Notícias do norte do Império. Quase vinte anos depois, numa cama onde se agoniza. Reencontrar Rémy enquanto é tempo. Infelizmente só em Lisboa (El Corte Inglês, Monumental, Saldanha) e no Porto (AMC e Nun'Alvares). Antes, ir ao Quarteto (O Declínio do Império Americano).
Misha Gordon
No fim da reunião, passava da meia noite e a hora era propícia a acofenos e outras ilusões, acreditei que Encarnação pudesse ter a sua hora de loucura. Que se esquecesse da cartilha dos investimentos sustentados e percebesse o que havia de novo, ali. O que há agora e não houve no passado. E cumprisse o seu programa de uma noite de há dois anos, com risco e coragem, com aquela gente que não é dele e não é de ninguém.

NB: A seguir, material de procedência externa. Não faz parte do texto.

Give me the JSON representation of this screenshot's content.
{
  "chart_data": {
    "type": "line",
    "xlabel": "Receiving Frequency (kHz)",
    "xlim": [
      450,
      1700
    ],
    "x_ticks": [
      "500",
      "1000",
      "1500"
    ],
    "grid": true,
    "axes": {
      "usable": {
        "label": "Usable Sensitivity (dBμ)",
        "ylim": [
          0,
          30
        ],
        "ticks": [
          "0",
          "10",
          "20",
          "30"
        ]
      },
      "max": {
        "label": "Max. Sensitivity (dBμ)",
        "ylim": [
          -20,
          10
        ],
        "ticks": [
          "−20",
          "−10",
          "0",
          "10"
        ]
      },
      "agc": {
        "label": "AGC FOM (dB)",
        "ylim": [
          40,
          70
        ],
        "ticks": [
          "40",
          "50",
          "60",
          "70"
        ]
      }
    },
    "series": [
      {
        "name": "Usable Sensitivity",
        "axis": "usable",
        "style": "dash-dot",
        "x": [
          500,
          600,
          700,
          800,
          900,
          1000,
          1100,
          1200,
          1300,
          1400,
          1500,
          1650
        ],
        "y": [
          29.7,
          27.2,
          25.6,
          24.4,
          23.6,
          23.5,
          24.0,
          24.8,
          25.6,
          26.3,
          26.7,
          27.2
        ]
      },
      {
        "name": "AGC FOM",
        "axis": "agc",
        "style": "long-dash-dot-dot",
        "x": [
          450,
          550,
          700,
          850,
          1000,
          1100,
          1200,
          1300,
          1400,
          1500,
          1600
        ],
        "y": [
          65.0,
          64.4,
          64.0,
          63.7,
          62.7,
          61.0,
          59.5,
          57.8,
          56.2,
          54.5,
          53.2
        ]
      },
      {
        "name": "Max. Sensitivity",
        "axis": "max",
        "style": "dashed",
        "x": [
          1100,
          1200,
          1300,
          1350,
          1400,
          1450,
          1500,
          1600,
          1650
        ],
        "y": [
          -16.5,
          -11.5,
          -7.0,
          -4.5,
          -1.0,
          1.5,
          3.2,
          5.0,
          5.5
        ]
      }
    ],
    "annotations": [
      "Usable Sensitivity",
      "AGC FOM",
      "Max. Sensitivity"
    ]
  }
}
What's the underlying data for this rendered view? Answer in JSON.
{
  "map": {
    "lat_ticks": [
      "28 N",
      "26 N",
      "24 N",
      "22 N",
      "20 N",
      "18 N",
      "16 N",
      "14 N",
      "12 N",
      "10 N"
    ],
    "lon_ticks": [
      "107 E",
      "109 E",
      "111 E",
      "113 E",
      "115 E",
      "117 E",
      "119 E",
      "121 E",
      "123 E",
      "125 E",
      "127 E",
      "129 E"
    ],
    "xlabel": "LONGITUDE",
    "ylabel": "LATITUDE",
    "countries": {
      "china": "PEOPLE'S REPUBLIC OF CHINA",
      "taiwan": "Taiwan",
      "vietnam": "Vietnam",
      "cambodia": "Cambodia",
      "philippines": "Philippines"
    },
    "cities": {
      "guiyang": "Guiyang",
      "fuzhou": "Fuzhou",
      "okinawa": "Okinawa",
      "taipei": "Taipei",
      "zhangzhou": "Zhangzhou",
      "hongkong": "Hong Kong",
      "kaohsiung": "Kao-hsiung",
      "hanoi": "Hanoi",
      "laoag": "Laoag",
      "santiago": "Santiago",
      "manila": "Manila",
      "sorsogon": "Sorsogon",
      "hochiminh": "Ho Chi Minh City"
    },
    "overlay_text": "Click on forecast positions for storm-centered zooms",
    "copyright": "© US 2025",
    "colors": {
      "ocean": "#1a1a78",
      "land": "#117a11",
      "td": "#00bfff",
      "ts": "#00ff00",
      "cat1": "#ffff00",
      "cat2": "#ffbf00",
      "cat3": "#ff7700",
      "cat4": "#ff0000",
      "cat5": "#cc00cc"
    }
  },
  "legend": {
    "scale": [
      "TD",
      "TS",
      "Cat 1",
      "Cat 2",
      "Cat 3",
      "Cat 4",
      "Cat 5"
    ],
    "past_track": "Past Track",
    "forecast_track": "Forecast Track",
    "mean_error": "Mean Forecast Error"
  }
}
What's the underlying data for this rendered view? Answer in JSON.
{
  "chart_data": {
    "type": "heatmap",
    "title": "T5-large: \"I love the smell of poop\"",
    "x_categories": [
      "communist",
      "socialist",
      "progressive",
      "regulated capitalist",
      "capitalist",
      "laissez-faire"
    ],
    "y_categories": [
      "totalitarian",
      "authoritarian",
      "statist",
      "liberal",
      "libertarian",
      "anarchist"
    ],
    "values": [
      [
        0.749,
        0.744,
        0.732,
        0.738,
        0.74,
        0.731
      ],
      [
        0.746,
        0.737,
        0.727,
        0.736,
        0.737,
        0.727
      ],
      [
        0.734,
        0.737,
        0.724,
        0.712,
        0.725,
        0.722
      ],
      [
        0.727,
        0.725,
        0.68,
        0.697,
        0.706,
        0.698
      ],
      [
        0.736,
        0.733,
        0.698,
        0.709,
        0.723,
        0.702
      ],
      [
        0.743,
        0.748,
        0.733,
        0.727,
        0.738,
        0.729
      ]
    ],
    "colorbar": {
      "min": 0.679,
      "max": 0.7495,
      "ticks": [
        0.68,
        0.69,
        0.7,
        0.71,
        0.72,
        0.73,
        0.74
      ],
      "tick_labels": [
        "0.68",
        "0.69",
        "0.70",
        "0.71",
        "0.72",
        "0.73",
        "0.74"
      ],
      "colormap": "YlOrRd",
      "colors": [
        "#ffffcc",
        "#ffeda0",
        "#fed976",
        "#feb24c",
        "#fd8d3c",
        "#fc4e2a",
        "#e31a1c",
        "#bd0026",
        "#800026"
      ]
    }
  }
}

Agora há gente que fala, convoca adesões, se mobiliza, argumenta, diz com orgulho a sua maneira de viver. Há, na Alta de Coimbra, imensa gente a querer dizer que em breve tudo estará atolado, ipparizado, entulhado, tudo só fetos e líquenes, tudo entregue às Fundações, tudo só professores embalsamados e alunos bem comportados, tudo empreiteiros de sucesso e restaurantes com vista, tudo só o imenso silêncio dos domingos neo-liberais nos centros das cidades abandonadas, tudo só cenário para futuras capitais de cultura.